Thank you for your kind words. I'm working very hard on making their expressions enjoyable which would mean I'd draw a draft, exaggerate their expressions, and then maybe even a third time.
I think I'm best at character interaction. What I'd like to know if there is anything you can think of where I need improving? art-wise, I know its a bit early to say but plot wise, etc.

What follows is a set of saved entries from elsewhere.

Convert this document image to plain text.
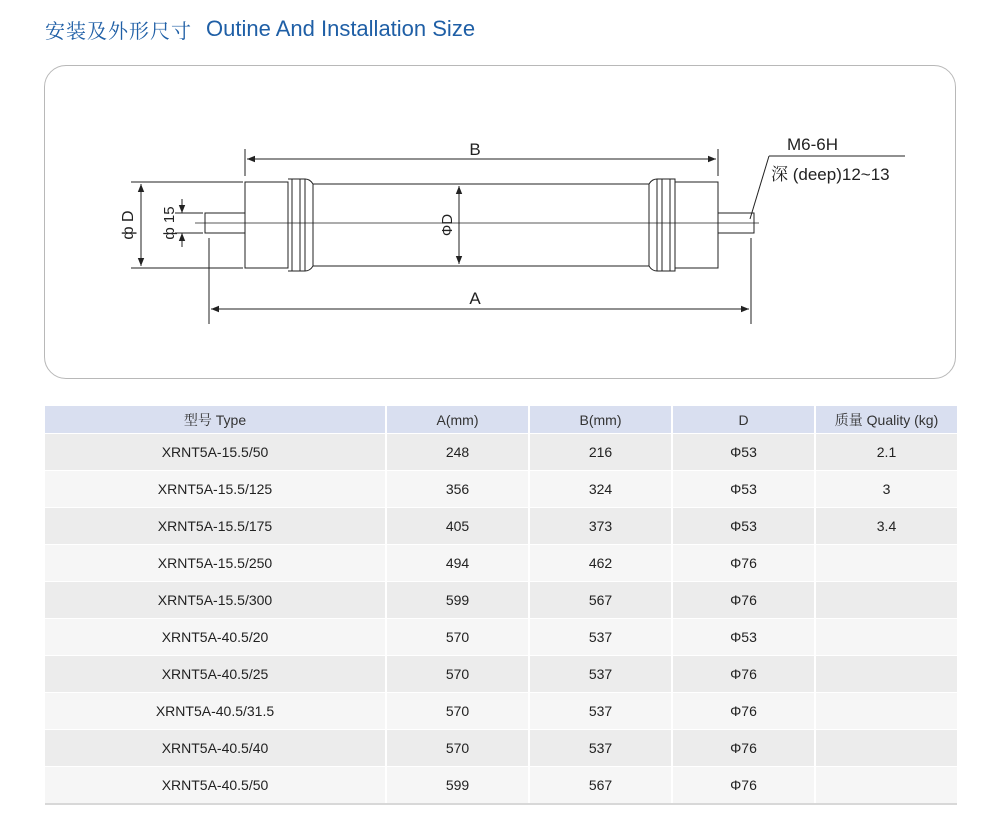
安装及外形尺寸 Outine And Installation Size
B
A
ф D ф 15	ФD
M6-6H
深 (deep)12~13
型号 Type	A(mm)	B(mm)	D	质量 Quality (kg)
XRNT5A-15.5/50	248	216	Φ53	2.1
XRNT5A-15.5/125	356	324	Φ53	3
XRNT5A-15.5/175	405	373	Φ53	3.4
XRNT5A-15.5/250	494	462	Φ76	
XRNT5A-15.5/300	599	567	Φ76	
XRNT5A-40.5/20	570	537	Φ53	
XRNT5A-40.5/25	570	537	Φ76	
XRNT5A-40.5/31.5	570	537	Φ76	
XRNT5A-40.5/40	570	537	Φ76	
XRNT5A-40.5/50	599	567	Φ76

Uh, well, I'm not sure if I'm the right person to go to for constructive criticism.
The story is fast-paced and moving along very well so far. You did a good job with setting up your characters and letting a reader get a feel of them and the world that they live in. The coloring is great and I felt that it added a sense of realism(especially with the contrast of the snowy weather and the warm-looking coach and village pub). You really know how to handle lighting. I also get the feeling that your art style has gotten some influence from FMA and American comic art but that's obviously not a bad thing. Art-wise, you've pretty much got it covered. Basic anatomy, body language, backgrounds, lighting and whatever else that I've neglected to mention.

Wow. Now that I'm describing it, I'm actually starting to realize just how much work you put into all of this. So yeah, I think that you're doing a fantastic job and just need to keep on doing what you do, since it produces quality work. Keep up the great job, dude!
I do put in a lot of work.

case in point: I have gone back and reformatted a lot of the pages, which so far has taken about 6 hours only doing up to page 10, but that is party because my shite computer crashes all the time. New banners and stuff, I think its a better direction.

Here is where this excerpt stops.